Lady Jaye is equipped with a removable brown belt and holster, a pistol sidearm, and a recreation of her javelin launcher. Personally, I’m not a huge fan of this rifle and will most likely be replacing it with a Marauder Gun-Runners M4 but it is a nice inclusion in the figure’s kit. She also comes equipped with a backpack that does NOT utilize the back post hole the figure has. Instead the pack slips (a bit awkwardly) over the figures shoulders and is held on by two plastic straps. I consider the back pack entirely optional and will most likely not be using it in any of my displays but that is simply a matter of personal preference. I will say that Lady Jaye is currently the most poseable of the females released in the anniversary line thus far. (Yes, I know that there have only been 3 female figures.) When compared to both the Baroness and Scarlett, Lady Jaye has a great range of motion in her hip joints and also features the double-jointed knees that are becoming the standard across the line. True, she lacks the swivel wrists of the other two females but her increased range of hip motion more than makes up for any limitations that her arms might possess.
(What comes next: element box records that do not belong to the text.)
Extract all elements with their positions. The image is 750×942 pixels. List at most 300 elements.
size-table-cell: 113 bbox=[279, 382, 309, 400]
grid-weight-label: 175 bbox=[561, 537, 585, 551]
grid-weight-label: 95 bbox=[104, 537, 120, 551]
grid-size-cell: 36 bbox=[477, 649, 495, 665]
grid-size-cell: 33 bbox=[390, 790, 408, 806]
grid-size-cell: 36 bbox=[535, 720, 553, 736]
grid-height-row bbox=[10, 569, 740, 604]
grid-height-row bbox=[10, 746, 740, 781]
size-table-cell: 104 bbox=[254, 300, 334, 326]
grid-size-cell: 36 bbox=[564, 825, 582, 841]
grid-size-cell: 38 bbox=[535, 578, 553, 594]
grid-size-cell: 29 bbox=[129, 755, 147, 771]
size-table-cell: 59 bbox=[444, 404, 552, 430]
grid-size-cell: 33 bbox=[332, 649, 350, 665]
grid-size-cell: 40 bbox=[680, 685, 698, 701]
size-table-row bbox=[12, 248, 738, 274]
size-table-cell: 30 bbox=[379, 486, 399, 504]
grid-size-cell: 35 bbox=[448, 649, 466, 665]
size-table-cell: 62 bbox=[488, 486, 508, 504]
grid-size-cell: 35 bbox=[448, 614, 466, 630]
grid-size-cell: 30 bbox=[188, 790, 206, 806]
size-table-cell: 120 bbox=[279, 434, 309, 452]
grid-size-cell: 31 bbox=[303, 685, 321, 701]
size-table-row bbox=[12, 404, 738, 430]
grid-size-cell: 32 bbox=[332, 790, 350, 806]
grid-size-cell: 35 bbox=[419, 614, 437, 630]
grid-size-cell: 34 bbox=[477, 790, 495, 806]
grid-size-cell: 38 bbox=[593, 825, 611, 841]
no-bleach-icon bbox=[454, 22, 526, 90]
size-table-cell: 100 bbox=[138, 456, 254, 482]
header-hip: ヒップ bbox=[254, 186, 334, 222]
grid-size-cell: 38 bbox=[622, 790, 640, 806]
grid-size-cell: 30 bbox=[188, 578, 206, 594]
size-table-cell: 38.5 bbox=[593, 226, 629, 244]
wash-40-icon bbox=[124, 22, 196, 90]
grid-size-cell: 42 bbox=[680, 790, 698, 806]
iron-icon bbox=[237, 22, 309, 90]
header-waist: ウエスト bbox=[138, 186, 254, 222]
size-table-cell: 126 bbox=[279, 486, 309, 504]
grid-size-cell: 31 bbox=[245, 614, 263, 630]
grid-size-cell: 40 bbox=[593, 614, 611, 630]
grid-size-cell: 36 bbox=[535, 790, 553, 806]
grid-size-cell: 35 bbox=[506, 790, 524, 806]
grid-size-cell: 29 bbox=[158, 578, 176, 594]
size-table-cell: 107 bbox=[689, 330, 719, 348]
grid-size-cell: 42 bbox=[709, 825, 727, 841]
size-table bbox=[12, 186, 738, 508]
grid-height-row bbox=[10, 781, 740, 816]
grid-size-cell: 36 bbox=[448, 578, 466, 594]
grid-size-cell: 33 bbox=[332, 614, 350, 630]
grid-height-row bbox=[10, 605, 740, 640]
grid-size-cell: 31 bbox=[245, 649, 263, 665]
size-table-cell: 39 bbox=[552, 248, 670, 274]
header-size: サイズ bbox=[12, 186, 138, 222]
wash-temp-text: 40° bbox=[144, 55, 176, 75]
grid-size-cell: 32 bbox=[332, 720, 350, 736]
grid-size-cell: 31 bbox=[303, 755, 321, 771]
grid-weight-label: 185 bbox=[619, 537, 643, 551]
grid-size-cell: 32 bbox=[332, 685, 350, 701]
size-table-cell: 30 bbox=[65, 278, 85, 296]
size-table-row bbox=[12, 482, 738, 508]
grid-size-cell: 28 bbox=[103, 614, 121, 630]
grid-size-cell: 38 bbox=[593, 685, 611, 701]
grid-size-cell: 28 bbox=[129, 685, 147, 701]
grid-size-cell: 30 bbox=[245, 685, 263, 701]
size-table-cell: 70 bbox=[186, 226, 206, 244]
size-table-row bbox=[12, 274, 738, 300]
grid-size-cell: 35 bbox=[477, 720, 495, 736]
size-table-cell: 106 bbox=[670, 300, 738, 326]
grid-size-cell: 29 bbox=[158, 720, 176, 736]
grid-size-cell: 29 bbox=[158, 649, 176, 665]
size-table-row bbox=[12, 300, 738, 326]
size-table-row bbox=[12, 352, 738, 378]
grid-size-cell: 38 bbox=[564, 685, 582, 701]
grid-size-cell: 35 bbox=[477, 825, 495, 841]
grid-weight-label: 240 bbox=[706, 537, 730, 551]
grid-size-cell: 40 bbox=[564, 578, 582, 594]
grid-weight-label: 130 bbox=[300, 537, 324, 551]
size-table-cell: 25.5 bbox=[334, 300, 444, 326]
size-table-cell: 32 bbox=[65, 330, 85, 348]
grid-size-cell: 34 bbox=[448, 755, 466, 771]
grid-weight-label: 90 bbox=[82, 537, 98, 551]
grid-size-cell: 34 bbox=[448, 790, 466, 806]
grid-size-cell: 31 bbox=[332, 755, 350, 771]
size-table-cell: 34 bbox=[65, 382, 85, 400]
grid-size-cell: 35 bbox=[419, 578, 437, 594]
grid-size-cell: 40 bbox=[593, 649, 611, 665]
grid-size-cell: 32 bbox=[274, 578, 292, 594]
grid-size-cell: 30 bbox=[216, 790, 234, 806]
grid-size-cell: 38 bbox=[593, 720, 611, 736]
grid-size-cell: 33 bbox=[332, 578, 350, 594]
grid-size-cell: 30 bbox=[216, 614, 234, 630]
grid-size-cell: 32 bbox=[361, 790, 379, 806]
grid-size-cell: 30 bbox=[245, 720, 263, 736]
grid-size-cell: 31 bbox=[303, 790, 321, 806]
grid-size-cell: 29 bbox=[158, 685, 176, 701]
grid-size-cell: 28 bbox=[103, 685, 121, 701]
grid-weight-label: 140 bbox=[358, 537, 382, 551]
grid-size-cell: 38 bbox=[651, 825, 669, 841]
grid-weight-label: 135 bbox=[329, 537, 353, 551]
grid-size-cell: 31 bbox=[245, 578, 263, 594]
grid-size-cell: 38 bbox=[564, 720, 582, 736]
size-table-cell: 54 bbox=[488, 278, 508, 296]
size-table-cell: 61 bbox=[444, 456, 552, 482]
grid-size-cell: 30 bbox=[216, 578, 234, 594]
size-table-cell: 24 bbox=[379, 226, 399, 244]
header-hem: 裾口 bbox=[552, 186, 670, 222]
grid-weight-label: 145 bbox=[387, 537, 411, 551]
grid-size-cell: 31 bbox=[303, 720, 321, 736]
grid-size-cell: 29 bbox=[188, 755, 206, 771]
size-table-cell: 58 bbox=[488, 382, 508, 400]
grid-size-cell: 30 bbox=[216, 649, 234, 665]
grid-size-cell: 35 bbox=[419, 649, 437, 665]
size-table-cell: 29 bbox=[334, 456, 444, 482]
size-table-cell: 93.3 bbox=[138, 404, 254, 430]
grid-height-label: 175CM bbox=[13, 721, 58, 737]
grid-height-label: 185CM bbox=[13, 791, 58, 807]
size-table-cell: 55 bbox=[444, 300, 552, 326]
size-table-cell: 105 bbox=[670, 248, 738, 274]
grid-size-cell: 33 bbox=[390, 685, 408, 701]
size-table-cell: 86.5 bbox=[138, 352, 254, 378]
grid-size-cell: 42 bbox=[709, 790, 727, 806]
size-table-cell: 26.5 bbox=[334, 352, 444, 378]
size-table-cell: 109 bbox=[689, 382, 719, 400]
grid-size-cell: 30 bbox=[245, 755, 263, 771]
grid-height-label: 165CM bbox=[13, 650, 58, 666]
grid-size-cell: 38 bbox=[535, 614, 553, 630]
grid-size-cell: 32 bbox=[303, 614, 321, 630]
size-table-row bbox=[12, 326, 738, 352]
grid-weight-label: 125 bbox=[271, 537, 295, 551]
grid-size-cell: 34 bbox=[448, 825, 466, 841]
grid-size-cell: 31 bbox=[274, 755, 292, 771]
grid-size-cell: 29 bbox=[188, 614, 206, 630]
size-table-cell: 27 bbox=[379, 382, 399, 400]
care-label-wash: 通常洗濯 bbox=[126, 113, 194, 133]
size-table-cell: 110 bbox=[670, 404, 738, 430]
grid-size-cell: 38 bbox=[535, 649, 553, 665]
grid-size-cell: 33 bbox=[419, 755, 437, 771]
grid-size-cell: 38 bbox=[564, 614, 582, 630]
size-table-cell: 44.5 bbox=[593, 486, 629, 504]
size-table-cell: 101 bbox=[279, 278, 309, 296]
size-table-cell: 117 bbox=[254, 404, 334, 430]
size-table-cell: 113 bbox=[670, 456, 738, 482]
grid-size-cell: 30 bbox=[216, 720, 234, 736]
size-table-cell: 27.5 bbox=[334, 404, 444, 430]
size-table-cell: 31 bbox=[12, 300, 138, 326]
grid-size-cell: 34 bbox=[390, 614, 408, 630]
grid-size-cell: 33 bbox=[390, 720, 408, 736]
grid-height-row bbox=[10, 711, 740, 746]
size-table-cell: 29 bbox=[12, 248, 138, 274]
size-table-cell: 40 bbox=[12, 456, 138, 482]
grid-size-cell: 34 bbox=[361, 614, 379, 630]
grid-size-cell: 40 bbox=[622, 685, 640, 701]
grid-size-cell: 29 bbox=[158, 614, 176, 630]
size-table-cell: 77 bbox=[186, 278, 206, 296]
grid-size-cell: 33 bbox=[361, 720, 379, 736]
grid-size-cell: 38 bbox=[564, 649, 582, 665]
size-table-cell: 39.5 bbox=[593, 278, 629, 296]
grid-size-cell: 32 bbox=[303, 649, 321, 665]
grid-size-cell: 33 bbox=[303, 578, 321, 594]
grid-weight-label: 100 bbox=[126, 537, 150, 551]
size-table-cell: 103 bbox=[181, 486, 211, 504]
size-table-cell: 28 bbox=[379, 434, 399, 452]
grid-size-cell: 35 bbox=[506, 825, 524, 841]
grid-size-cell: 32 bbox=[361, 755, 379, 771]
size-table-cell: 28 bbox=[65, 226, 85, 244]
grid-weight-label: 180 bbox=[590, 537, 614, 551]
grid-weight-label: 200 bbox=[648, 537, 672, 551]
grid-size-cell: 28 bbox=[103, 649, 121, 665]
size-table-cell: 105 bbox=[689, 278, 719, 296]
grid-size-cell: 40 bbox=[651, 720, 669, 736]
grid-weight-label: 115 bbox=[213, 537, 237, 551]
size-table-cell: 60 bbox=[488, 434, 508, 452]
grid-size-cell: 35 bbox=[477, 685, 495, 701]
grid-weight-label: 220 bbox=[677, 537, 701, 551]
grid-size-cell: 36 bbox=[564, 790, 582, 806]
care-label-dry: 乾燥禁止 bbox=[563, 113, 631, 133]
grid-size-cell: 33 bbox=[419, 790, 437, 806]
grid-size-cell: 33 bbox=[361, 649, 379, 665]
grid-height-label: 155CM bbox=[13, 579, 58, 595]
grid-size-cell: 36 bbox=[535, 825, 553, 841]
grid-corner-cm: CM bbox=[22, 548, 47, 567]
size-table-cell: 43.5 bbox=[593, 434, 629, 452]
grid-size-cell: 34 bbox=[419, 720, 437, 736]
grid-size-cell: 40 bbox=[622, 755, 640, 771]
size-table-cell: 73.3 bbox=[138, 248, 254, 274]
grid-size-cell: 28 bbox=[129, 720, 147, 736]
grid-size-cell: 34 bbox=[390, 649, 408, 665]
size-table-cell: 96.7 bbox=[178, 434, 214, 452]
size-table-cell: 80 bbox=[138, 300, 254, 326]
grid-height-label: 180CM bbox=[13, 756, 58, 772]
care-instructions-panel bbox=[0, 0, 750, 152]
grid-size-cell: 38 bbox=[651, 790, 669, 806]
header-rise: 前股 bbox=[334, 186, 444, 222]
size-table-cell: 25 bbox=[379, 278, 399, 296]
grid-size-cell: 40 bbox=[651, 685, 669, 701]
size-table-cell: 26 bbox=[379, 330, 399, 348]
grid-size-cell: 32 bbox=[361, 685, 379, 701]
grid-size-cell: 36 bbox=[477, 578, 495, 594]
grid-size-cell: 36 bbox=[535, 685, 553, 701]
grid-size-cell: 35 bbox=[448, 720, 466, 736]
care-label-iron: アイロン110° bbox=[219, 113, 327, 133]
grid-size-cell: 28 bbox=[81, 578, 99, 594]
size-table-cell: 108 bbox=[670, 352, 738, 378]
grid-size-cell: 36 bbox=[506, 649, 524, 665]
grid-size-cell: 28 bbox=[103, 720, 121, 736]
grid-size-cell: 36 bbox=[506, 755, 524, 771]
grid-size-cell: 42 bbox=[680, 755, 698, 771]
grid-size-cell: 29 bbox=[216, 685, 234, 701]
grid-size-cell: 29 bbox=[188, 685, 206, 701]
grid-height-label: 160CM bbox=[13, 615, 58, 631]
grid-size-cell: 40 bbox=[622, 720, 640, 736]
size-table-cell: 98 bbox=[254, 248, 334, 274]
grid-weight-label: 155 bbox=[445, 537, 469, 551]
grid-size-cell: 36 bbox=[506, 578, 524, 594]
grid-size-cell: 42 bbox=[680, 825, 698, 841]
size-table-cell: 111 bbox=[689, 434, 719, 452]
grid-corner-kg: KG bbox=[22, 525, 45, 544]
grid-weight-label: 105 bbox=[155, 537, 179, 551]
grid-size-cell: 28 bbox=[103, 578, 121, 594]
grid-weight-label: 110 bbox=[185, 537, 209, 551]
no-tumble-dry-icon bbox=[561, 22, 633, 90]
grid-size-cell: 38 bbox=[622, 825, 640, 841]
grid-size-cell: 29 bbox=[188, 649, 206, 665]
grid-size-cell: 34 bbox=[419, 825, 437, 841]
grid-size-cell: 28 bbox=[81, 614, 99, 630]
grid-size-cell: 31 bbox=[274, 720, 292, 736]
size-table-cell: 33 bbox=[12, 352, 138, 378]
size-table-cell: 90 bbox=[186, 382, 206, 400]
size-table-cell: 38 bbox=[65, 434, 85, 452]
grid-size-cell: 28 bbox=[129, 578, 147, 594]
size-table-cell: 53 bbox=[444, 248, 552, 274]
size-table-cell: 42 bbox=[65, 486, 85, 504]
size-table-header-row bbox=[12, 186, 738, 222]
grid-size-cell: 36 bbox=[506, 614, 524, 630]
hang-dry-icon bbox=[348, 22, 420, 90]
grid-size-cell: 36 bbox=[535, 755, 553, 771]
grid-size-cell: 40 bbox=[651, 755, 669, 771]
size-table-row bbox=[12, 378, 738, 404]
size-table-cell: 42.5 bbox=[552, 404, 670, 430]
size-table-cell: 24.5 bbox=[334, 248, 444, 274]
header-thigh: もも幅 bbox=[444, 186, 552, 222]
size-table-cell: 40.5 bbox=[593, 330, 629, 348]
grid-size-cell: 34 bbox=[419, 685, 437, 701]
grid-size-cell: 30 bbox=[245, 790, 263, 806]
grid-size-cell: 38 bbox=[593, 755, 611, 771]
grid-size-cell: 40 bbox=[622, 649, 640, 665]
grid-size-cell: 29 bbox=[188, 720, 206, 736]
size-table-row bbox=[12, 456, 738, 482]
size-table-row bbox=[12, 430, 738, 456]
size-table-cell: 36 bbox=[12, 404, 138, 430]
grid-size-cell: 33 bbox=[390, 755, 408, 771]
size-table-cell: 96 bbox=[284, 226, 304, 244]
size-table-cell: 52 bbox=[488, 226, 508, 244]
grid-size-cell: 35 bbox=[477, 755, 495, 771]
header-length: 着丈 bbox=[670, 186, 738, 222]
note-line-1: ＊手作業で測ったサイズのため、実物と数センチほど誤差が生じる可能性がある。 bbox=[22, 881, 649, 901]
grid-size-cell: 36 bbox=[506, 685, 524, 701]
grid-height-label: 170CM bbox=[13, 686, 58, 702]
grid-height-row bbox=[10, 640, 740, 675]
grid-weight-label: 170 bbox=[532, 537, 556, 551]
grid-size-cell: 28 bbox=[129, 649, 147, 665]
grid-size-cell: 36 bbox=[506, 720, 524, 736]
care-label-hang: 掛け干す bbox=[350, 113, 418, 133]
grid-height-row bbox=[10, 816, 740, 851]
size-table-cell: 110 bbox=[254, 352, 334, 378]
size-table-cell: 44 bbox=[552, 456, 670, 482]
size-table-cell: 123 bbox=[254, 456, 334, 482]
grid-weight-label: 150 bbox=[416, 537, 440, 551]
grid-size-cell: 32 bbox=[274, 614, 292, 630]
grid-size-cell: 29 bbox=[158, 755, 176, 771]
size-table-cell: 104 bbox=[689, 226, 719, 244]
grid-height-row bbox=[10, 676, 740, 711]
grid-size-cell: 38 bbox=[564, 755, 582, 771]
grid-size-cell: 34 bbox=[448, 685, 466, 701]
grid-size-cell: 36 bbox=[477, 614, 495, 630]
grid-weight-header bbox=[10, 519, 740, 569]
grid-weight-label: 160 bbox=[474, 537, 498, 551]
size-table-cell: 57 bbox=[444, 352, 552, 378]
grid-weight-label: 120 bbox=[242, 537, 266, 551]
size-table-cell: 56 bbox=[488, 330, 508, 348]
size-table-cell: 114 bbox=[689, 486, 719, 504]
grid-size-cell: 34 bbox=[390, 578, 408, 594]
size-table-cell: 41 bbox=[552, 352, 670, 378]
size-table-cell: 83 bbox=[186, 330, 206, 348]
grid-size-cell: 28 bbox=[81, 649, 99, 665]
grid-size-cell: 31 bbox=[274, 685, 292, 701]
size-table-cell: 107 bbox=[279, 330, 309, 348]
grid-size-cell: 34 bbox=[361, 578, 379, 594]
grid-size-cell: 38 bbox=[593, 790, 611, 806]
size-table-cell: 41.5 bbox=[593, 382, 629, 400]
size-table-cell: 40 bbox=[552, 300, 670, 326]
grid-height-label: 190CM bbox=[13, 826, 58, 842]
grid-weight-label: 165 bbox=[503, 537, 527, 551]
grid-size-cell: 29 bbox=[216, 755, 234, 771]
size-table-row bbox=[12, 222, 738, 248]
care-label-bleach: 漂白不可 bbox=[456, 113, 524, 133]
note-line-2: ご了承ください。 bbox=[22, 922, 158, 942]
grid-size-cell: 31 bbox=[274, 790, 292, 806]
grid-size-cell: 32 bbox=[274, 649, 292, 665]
Lady Jaye is one of those figures that I like to open—she took my initial assessment of the figure and flipped it on its ear. I’ll be honest—I like it when something turns out to be better than expected, a stance that I’m certain is shared by most fans. Whereas the Gung-Ho figure in the original Battle Pack turned out to be quite a disappointment, Lady Jaye shows improvements over the original releases. I’m taking this as a sign that Hasbro is still on a learning curve with this new style of construction and that the statements about “making changes” at the convention are a sign of the commitment to making this the best toy line that it can be. Lady Jaye shows that Hasbro is getting closer to perfecting an o-ring-less figure (I know, “the heresy” of it all) and that given time this line could set a new standard for action figure construction. All I can say now is that she’s my favorite female figure in the line and one that I’m happy to recommend. So, IF you can find her on the pegs, snag her and know that she’s going to fit in well with the rest of your 25A collection as more than just a semi-poseable statue but rather a “fully poseable modern army figure.”